As a critical success factor, government policies and structured programs must include implementation timelines and measurable targets against benchmarks. If Ghana would credibly achieve an economy beyond aid, the following action points are necessary. Building a Ghana beyond aid requires moving beyond verbal commitments to embarking on conscious and concerted actions that are crucial for achieving the broad objective.
Minimizing and ultimately reversing illicit financial outflows:
Minimizing and reversing illicit financial outflows would save the country billions of US dollars and contribute significantly to realizing a Ghana that is independent of donor support.
Sub Saharan Africa (SSA) countries are the biggest losers of illicit financial flows as billions of US dollars are illegally transferred into offshore accounts annually and potentially borrowed at prohibitive costs through Eurobond issuances.
According to the Global Financial Integrity Report, fraudulent trade misinvoicing accounts for 87% of illicit financial flows. While SSA countries lose the highest amount in illicit financial outflows, they also receive the least illicit financial inflows.
In Ghana Cedi terms, this yearly amount of trade misinvoicing is equivalent to GH¢23.48 billion, which is equivalent to 69% of total domestic revenue mobilized by the government for the 2017 budgetary operations. In the case of Ghana, the data revealed that import under-invoicing accounted for $24.06 billion while export over-invoicing accounted for $28.11 billion from 2004 – 2013, representing an average trade misinvoicing of $5.2 billion per year.
The amount represents 46% of the total domestic revenue of GH¢50.45 billion projected to be mobilized for fiscal operations in 2018 but more significantly, the amount lost to trade misinvoicing is ~20x more than the GH¢1.2 billion received in Grants for the 2017 budget.

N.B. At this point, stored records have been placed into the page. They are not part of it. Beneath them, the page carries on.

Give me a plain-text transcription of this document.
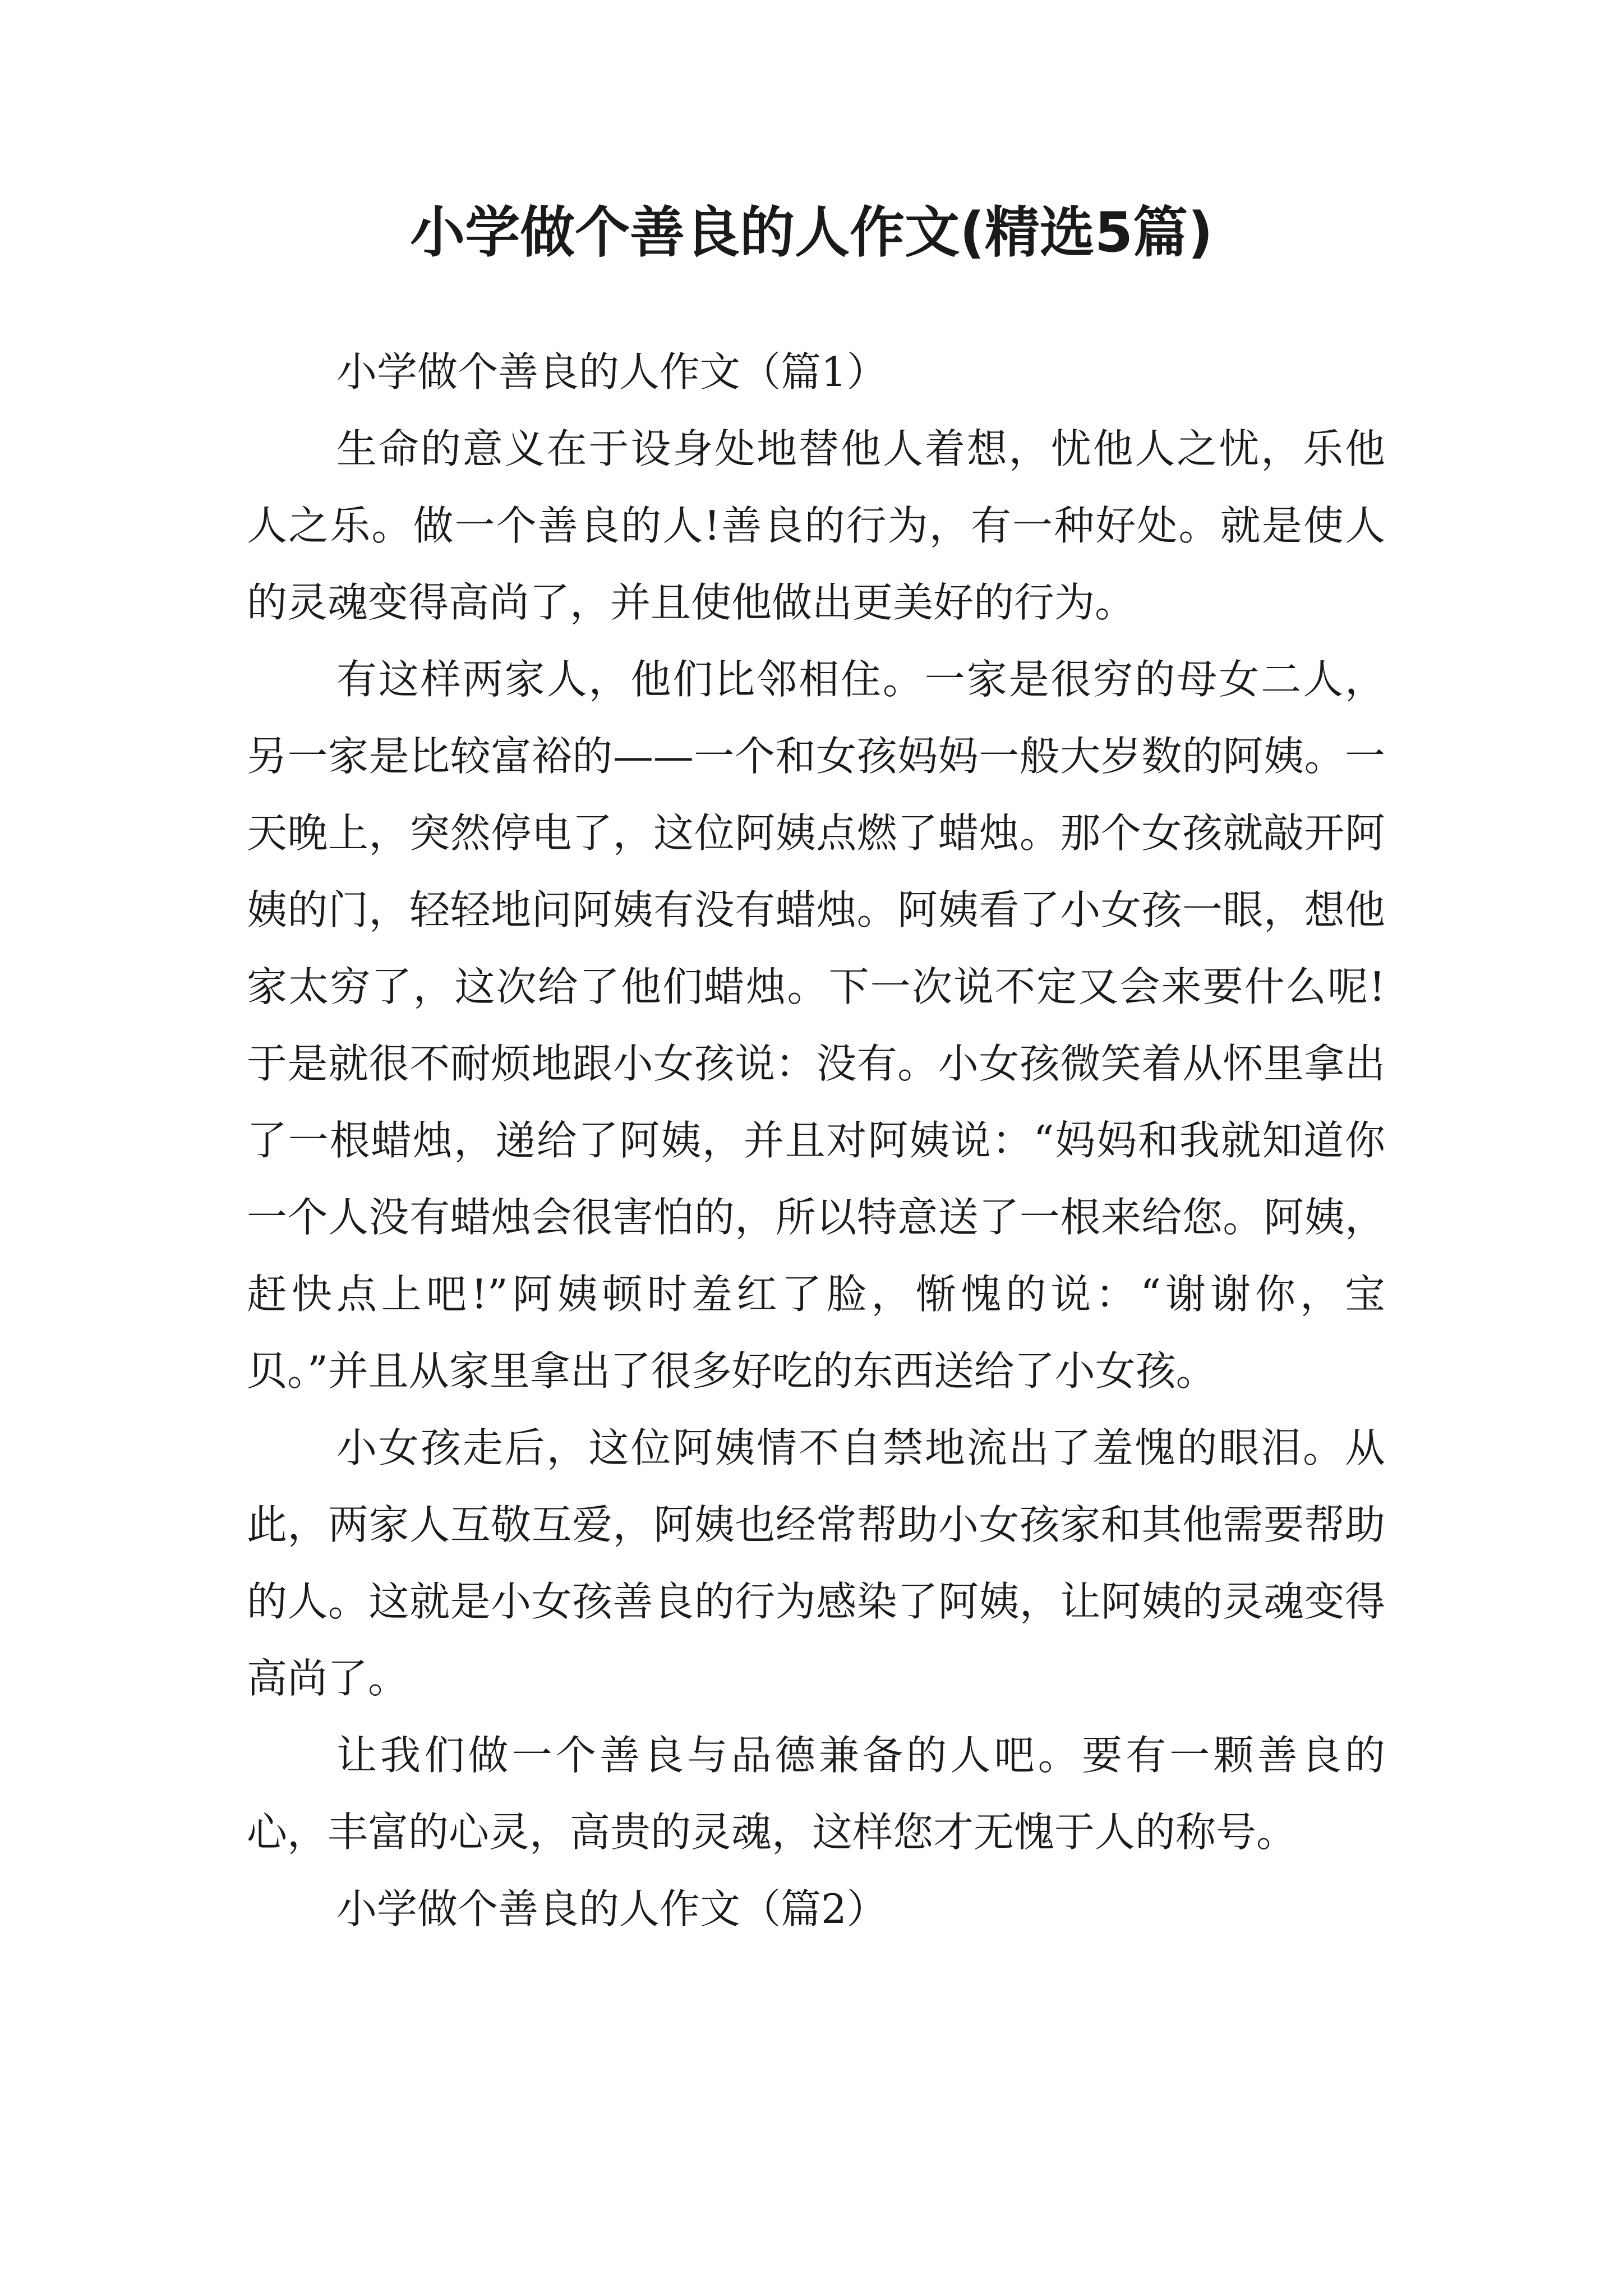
小学做个善良的人作文(精选5篇)

小学做个善良的人作文（篇1）

生命的意义在于设身处地替他人着想，忧他人之忧，乐他人之乐。做一个善良的人!善良的行为，有一种好处。就是使人的灵魂变得高尚了，并且使他做出更美好的行为。

有这样两家人，他们比邻相住。一家是很穷的母女二人，另一家是比较富裕的——一个和女孩妈妈一般大岁数的阿姨。一天晚上，突然停电了，这位阿姨点燃了蜡烛。那个女孩就敲开阿姨的门，轻轻地问阿姨有没有蜡烛。阿姨看了小女孩一眼，想他家太穷了，这次给了他们蜡烛。下一次说不定又会来要什么呢!于是就很不耐烦地跟小女孩说：没有。小女孩微笑着从怀里拿出了一根蜡烛，递给了阿姨，并且对阿姨说：“妈妈和我就知道你一个人没有蜡烛会很害怕的，所以特意送了一根来给您。阿姨，赶快点上吧!”阿姨顿时羞红了脸，惭愧的说：“谢谢你，宝贝。”并且从家里拿出了很多好吃的东西送给了小女孩。

小女孩走后，这位阿姨情不自禁地流出了羞愧的眼泪。从此，两家人互敬互爱，阿姨也经常帮助小女孩家和其他需要帮助的人。这就是小女孩善良的行为感染了阿姨，让阿姨的灵魂变得高尚了。

让我们做一个善良与品德兼备的人吧。要有一颗善良的心，丰富的心灵，高贵的灵魂，这样您才无愧于人的称号。

小学做个善良的人作文（篇2）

The historical analysis of illicit financial flows provides a strong basis to believe that Ghana is capable of attaining a self-sustaining economy that is independent of aid from development partners. If the government is able to enhance the capacity of the Ghana Revenue Authority (GRA) and other fiscal agencies to efficiently monitor business operations and effectively track transaction data, Ghana should be able to limit the revenue leakages.
It is against this backdrop that the ports-digitization policy (or paperless ports) which commenced on September 2017 is crucially important. Given that trade misinvoicing represents the main conduit for illicit financial flows, the government’s decision to implement the “paperless ports” policy is a positive one for the quest to attain a Ghana beyond aid.
Institutionalizing fiscal reforms:
The efficient utilization of public resources is a critical success factor in the quest to build budgets that are independent of donor supports. Fiscal excesses mainly through off-budget expenditure and revenue leakages have been the bane of fiscal sustainability in Ghana.
Tax exemptions beyond budget limits, wage bill exposure to “ghost names” and lack of controls on expenditure commitments tend to result in fiscal shocks and prevents efficient functioning of the public financial management system.
The passage of the Public Financial Management (PFM) Act, 2016 (Act 921) provides the framework to ensure efficient utilization of public resources. However, it requires political will and commitment on the part of public office holders, civil servants and the private sector to entrench these reforms and make the processes an integral part of daily function.
Institutionalizing the fiscal reforms may require sanctions and penalties that punitively punish the contravention of the PFM Act and makes the cost of contravening the Act greater than any potential benefits.
The punishment regime must also extend beyond political affiliation as this poses the greatest risk of fighting corruption. The stiffer punishment regime would be necessary to make the PFM Act sufficiently constraining and thereby institutionalizing the fiscal reforms to support the attainment of a Ghana beyond aid.